No Dia Internacional da Mulher, duas pesquisadoras se destacam no agronegócio brasileiro. Danielle Pereira Baliza, que já pesquisava sistemas agroflorestais no café, enfrentou desafios ao conciliar sua carreira com a maternidade após o nascimento de seu filho em 2014. Após a licença-maternidade, Danielle percebeu que a dinâmica institucional não acompanhava sua nova realidade. ‘Eu precisei deixar o cargo de direção, e não foi por falta de competência, mas porque o sistema é difícil para as mulheres’, afirmou.
Danielle, atualmente professora do Instituto Federal Sudeste de Minas Gerais, decidiu estudar a presença feminina na cadeia do café, um tema pouco explorado até então. ‘Existiam publicações em inglês dizendo que a cafeicultura brasileira era basicamente feita por homens e máquinas. Quem está no dia a dia sabe que não é bem assim’, destacou. Ela também mencionou a situação de agricultoras familiares e trabalhadoras rurais, que frequentemente têm seus registros de produção em nome de homens, o que pode dificultar o acesso a benefícios.

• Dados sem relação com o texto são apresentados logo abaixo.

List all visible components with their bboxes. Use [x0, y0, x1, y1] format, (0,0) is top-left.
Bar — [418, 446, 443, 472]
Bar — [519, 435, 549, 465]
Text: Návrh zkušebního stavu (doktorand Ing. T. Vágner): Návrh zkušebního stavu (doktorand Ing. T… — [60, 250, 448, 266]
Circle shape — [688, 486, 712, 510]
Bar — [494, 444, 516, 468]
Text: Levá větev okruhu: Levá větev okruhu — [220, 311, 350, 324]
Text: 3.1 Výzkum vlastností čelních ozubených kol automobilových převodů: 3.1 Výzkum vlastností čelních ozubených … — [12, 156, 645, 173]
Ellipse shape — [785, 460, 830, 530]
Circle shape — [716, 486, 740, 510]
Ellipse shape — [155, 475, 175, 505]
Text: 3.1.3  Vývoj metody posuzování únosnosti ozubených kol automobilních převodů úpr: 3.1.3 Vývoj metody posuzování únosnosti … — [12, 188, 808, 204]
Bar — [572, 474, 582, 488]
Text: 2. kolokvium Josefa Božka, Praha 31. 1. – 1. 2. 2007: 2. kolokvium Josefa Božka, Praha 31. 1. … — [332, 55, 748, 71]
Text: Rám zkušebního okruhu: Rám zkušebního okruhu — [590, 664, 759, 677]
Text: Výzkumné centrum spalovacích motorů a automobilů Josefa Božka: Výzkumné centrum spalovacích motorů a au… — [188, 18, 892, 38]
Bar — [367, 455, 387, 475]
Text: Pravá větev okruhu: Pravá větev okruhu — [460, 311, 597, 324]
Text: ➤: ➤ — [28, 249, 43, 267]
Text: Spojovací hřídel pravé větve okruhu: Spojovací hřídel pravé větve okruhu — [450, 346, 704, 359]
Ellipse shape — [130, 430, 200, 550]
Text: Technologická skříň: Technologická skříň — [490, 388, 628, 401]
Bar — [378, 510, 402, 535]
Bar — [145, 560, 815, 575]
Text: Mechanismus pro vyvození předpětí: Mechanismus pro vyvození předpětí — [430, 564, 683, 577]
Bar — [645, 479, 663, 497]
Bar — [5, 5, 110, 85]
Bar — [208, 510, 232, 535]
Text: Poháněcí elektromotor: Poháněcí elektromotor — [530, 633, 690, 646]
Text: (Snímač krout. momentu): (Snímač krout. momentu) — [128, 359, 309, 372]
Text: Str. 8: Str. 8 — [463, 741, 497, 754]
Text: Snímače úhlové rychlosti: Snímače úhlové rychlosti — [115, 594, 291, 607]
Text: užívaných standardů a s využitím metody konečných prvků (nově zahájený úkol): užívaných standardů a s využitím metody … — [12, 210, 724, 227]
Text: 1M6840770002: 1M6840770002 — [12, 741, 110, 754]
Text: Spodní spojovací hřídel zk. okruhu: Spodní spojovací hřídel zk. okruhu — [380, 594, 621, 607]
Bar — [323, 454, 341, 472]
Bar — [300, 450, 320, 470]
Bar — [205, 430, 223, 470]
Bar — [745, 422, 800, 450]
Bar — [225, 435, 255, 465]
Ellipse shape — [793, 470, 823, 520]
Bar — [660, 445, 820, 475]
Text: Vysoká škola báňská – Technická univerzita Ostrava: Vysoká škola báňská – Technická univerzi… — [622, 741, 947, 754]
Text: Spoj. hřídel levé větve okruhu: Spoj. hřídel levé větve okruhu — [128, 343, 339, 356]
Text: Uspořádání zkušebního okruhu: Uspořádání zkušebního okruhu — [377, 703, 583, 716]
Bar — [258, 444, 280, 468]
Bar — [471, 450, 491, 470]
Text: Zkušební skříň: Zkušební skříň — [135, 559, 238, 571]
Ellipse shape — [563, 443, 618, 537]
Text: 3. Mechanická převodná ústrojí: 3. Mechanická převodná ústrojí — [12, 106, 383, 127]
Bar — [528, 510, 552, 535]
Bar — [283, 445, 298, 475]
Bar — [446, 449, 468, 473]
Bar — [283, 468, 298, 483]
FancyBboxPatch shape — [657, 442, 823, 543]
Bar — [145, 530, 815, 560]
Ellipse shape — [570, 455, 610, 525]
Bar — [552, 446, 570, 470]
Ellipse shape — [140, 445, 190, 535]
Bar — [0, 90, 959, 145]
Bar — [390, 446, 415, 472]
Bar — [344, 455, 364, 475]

Em parceria com a Embrapa Café, Danielle realizou um levantamento nacional em 2016, coletando quase mil questionários. Os resultados foram apresentados em espaços internacionais, incluindo a ONU. Em 2024, ela foi reconhecida no prêmio Mulheres do Agro na categoria de pesquisa e inovação. ‘O Brasil é muito diverso. Existem várias realidades na produção de café, com demandas distintas’, disse.
A presença feminina no agronegócio também é evidente na pesquisa de Dalilla Carvalho Rezende, professora do Instituto Federal do Sul de Minas Gerais. Ela estuda doenças de plantas e métodos de controle biológico. Seu interesse pela agronomia começou na infância, influenciado por seu pai, um pequeno produtor rural. Dalilla foi reconhecida pelo prêmio Mulheres do Agro em 2025.
Dalilla observou uma mudança no número de mulheres nas turmas de agronomia, com algumas turmas atuais apresentando maior presença feminina. ‘Hoje tenho turmas com 40 alunos e 25 ou 30 meninas’, afirmou. Apesar da predominância masculina entre os professores, a diferença está diminuindo.
Em suas atividades de divulgação científica, Dalilla percebeu que as referências científicas ainda são majoritariamente masculinas. ‘Isso mostra como as referências são predominantemente masculinas’, comentou. No entanto, ela notou uma mudança na percepção dos alunos sobre a presença feminina na ciência, com meninos se aproximando para discutir sua formação acadêmica.
“‘É importante falar de ciência e mostrar que também existem mulheres nesse espaço’, concluiu Dalilla.”